Le 11 septembre 1914, rapporte Élie Berger, conservateur du domaine de Chantilly et membre de l’Institut :

« On nous informa qu’une grande ambulance allemande, où étaient soignés un certain nombre de nos soldats, se trouvait dans d’assez mauvaises conditions à Montépilloy, à 9 kms au-delà de Senlis. Le docteur Chaumel, médecin de l’hospice Condé, s’y rendit avec nous, et à la suite de cette visite une douzaine de blessés et de malades français et allemands furent amenés à l’hospice Condé et à l’ambulance de l’Institut, que dirige M. Vicaire. Les médecins allemands auraient voulu que leur ambulance entière, avec un nombreux personnel et un matériel important, fût transportée à Chantilly, mais après diverses courses faites par nous à Senlis, à Montépilloy et à Creil, et à la suite de démarches faites auprès de l’autorité militaire, que nous devions consulter à ce sujet, l’ambulance fut évacuée par ordre supérieur, dans une autre direction. Les blessés et les malades que nous avions amenés à Chantilly restèrent dans nos hôpitaux jusqu’à leur convalescence ».

Le 7 octobre 1914 :

« M. Élie Berger donne quelques détails sur le fonctionnement de l’ambulance établie dans le local de la collection Lovenjoul à Chantilly et sur les blessés qui s’y trouvent. Ils sont en bonne voie de guérison (ibid. p. 94). Le 14 septembre Georges Vicaire écrivait à son fils : “Tous nos blessés sont très bien et vont aussi bien que possible. C’est étonnant de voir combien ces plaies se régénèrent vite !” Le 21 septembre il écrit : “Nous avons ici 3 blessés français et 3 allemands malades, les uns et les autres peu gravement atteints. Nos médecins ? : le Dr Chaumel. Nos infirmières : Mme Kneubuler, Teiss, et Marie-Thérèse [Bidart, une cousine]… et ta mère. Un de nos blessés a reçu un éclat d’obus dans la joue, un autre a eu la main labourée par une balle de revolver de shrapnell, le troisième un petit éclat d’obus au mollet. Les Allemands avaient mal à l’estomac ; ils nous ont été amenés par un major allemand... On se bat ferme pas bien loin de nous. Hier on entendait le canon mais pas autant qu’à la bataille de Meaux où çà pétait sans discontinuer. Ceci en était d’autant plus angoissant que, sans nouvelles, nous ne savions si c’était bon signe de l’entendre éloigné ou rapproché. (…) J’espère bien que nous ne reverrons plus les prusco…. Bullant a repris ses fonctions de potard en chef ».
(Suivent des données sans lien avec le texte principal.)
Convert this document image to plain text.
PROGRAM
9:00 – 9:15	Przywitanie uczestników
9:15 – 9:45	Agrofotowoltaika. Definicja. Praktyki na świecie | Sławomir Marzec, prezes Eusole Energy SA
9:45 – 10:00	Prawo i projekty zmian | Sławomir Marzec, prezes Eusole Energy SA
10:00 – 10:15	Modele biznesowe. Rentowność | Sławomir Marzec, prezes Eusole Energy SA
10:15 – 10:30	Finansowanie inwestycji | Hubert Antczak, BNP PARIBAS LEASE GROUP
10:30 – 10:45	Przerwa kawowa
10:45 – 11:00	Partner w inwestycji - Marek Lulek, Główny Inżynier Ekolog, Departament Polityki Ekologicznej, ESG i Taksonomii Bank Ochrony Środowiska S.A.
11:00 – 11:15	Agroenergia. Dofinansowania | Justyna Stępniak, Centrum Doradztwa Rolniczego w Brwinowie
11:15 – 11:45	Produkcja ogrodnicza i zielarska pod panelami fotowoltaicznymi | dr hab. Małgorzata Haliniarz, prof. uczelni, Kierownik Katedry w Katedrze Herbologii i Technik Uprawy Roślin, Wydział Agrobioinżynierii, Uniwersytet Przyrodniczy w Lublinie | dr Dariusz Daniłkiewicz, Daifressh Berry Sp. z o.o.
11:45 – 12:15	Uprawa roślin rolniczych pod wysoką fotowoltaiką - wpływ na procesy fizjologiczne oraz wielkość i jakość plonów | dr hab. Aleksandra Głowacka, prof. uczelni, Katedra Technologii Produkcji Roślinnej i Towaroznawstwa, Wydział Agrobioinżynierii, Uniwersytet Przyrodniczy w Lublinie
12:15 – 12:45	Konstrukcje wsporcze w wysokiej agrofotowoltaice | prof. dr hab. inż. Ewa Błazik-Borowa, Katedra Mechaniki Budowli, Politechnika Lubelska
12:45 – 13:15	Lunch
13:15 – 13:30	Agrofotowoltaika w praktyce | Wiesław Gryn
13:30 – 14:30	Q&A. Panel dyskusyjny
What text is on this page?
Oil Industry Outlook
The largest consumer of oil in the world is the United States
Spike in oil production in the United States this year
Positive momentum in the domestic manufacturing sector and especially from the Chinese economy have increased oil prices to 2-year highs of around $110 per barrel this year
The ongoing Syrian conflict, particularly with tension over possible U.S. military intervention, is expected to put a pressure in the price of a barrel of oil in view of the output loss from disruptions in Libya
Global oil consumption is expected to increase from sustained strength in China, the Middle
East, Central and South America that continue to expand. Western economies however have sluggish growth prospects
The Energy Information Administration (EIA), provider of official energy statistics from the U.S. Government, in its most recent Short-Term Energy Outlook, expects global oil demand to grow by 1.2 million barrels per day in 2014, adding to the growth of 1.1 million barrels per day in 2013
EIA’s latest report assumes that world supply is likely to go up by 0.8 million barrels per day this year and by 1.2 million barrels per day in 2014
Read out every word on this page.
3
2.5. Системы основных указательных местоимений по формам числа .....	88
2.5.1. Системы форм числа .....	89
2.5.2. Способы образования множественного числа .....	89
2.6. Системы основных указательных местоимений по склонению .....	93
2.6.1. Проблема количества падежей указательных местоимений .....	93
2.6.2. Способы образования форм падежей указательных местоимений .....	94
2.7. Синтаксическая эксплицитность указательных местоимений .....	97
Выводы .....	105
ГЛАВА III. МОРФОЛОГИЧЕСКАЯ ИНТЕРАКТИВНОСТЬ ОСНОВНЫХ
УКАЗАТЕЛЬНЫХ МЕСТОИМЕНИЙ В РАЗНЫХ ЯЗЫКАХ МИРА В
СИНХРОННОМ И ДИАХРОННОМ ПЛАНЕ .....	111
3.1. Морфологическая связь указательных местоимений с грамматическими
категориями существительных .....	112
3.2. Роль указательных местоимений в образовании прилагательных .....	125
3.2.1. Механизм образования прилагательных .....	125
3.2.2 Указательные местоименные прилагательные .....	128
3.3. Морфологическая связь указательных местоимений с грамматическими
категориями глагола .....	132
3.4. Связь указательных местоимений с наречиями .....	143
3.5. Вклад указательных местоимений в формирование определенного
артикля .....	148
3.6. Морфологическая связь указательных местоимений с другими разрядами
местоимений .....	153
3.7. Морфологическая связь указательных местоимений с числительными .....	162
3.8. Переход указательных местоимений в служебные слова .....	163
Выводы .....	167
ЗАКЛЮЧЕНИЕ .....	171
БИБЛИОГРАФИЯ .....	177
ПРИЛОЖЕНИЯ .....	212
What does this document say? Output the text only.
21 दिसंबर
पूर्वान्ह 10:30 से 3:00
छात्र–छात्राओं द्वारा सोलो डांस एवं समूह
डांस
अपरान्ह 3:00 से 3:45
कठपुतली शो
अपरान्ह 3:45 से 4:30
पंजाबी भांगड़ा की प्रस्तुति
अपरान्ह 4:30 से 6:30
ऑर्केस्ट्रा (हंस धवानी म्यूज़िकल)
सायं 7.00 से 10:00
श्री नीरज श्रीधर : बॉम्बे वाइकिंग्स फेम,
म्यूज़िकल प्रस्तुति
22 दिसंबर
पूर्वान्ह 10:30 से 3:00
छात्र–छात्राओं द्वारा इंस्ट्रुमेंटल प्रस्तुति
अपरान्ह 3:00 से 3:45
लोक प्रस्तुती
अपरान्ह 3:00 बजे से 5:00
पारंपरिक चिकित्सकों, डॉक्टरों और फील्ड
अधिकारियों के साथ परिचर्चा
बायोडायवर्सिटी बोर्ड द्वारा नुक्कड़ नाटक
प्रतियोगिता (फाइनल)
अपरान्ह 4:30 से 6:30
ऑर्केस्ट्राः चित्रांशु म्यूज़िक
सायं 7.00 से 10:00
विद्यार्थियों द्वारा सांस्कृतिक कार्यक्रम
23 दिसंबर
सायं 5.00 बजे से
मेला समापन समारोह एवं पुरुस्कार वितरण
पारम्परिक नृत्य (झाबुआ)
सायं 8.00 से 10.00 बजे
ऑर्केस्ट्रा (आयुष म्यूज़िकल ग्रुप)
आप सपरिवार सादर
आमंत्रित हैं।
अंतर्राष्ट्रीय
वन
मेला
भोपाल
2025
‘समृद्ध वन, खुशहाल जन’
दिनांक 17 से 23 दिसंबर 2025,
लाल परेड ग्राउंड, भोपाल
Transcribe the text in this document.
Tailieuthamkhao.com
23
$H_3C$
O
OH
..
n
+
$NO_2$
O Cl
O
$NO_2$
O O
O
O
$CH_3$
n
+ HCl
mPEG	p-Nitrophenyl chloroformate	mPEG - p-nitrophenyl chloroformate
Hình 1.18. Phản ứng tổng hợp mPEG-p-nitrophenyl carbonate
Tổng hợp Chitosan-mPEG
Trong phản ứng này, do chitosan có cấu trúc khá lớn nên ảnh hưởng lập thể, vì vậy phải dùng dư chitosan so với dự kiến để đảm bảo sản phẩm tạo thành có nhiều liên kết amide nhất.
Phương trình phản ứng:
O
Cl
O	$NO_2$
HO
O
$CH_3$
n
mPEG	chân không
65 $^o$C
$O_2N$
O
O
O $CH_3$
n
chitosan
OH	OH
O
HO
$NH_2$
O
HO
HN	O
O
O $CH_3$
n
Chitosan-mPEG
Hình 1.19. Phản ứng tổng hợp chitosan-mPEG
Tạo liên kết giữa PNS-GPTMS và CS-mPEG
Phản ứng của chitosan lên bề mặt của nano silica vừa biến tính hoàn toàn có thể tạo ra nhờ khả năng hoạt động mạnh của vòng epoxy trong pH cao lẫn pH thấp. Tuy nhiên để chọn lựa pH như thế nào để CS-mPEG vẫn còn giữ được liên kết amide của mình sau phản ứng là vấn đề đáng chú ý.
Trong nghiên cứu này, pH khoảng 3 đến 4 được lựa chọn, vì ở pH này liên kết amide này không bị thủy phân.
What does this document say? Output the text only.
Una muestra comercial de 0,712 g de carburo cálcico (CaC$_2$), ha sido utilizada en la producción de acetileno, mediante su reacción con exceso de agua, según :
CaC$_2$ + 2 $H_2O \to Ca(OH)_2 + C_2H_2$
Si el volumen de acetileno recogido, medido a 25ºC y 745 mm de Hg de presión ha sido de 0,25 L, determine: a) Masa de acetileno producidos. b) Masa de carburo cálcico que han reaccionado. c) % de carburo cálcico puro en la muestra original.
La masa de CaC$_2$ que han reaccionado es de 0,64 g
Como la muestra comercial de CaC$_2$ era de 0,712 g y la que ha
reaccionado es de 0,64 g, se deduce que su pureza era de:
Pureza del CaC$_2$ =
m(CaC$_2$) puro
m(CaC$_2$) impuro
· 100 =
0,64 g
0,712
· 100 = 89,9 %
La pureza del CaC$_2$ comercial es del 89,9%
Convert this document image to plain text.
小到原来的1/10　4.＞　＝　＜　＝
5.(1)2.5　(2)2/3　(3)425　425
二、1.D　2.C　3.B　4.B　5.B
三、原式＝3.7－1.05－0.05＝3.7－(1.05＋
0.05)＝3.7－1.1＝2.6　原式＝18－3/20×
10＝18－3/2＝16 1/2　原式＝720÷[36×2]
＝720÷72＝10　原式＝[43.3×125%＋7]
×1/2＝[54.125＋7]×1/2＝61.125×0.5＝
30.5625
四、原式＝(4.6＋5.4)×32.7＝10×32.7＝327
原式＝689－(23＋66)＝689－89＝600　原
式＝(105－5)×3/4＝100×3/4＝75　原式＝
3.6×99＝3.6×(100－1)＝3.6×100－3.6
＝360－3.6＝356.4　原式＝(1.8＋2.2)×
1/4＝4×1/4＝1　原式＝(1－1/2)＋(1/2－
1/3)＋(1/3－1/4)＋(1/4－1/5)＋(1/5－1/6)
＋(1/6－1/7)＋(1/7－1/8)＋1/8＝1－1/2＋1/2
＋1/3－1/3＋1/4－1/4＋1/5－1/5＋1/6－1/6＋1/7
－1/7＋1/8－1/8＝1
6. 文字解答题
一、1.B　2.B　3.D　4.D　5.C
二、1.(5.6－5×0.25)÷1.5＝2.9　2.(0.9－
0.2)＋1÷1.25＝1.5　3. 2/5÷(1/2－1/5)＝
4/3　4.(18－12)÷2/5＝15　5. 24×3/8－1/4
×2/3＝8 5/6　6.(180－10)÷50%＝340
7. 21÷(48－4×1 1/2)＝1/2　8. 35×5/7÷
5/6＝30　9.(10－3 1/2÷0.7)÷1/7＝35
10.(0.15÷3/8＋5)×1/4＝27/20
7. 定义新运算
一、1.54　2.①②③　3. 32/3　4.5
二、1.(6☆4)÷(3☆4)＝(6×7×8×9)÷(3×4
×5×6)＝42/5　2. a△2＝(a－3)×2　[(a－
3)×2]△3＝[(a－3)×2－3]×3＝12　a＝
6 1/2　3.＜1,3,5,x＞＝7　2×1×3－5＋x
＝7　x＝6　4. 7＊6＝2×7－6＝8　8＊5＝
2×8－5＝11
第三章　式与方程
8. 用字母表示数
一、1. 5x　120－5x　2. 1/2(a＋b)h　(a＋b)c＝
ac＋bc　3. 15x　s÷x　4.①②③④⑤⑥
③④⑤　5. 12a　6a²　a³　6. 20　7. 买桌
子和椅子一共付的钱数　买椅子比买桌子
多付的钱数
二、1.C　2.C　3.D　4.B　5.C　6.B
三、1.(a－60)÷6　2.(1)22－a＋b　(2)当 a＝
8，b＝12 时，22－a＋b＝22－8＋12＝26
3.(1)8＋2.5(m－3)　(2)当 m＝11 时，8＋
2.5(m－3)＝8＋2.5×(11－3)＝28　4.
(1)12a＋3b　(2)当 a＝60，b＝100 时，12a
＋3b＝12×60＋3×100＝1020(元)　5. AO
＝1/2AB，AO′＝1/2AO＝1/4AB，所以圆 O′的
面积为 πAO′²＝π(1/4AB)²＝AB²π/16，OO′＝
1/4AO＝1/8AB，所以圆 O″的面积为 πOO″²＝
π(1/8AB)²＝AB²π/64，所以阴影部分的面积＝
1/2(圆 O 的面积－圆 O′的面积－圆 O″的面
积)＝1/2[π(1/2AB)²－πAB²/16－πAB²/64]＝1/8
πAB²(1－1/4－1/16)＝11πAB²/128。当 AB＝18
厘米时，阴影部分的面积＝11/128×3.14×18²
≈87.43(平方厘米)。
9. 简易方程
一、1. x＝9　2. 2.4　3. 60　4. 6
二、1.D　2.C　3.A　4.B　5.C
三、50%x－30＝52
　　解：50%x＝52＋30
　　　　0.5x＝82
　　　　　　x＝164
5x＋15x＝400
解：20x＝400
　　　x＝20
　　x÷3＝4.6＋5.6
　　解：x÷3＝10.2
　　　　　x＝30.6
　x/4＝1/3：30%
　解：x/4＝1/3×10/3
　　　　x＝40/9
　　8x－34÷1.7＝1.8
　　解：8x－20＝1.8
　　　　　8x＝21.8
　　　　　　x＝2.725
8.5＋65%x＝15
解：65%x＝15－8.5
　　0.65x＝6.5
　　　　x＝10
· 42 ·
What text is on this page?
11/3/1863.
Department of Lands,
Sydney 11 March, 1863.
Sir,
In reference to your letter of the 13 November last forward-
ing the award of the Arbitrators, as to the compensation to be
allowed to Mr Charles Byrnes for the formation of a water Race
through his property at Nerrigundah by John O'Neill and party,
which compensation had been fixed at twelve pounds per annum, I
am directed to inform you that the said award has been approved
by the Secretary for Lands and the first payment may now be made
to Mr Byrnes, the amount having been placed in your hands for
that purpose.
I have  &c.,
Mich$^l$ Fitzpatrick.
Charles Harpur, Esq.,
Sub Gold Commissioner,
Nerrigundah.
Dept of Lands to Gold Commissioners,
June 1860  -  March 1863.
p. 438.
Le médecin de l’ambulance Lovenjoul, le docteur Chaumel, est aussi le médecin de l’hospice Condé ; il y a au début quatre infirmières, dont l’épouse de Georges Vicaire, bien qu’elle n’ait reçu aucune formation médicale. Ses enfants Marcel et Elisabeth n’hésiteront pas à faire de même et rendront les plus grands services. Les autres hôpitaux militaires sont alors l’hospice Condé et l’hôpital des Jockeys ; la baronne de Rothschild en avait créé un autre à Gouvieux, ville limitrophe de Chantilly.

À la bibliothèque Lovenjoul, les lits sont installés dans la salle de lecture et dans le salon des Vicaire. Les blessés déjeunent et dînent l’hiver dans la chambre d’hôpital, l’été dans le jardin où l’on installe une longue tablée à l’ombre des tilleuls.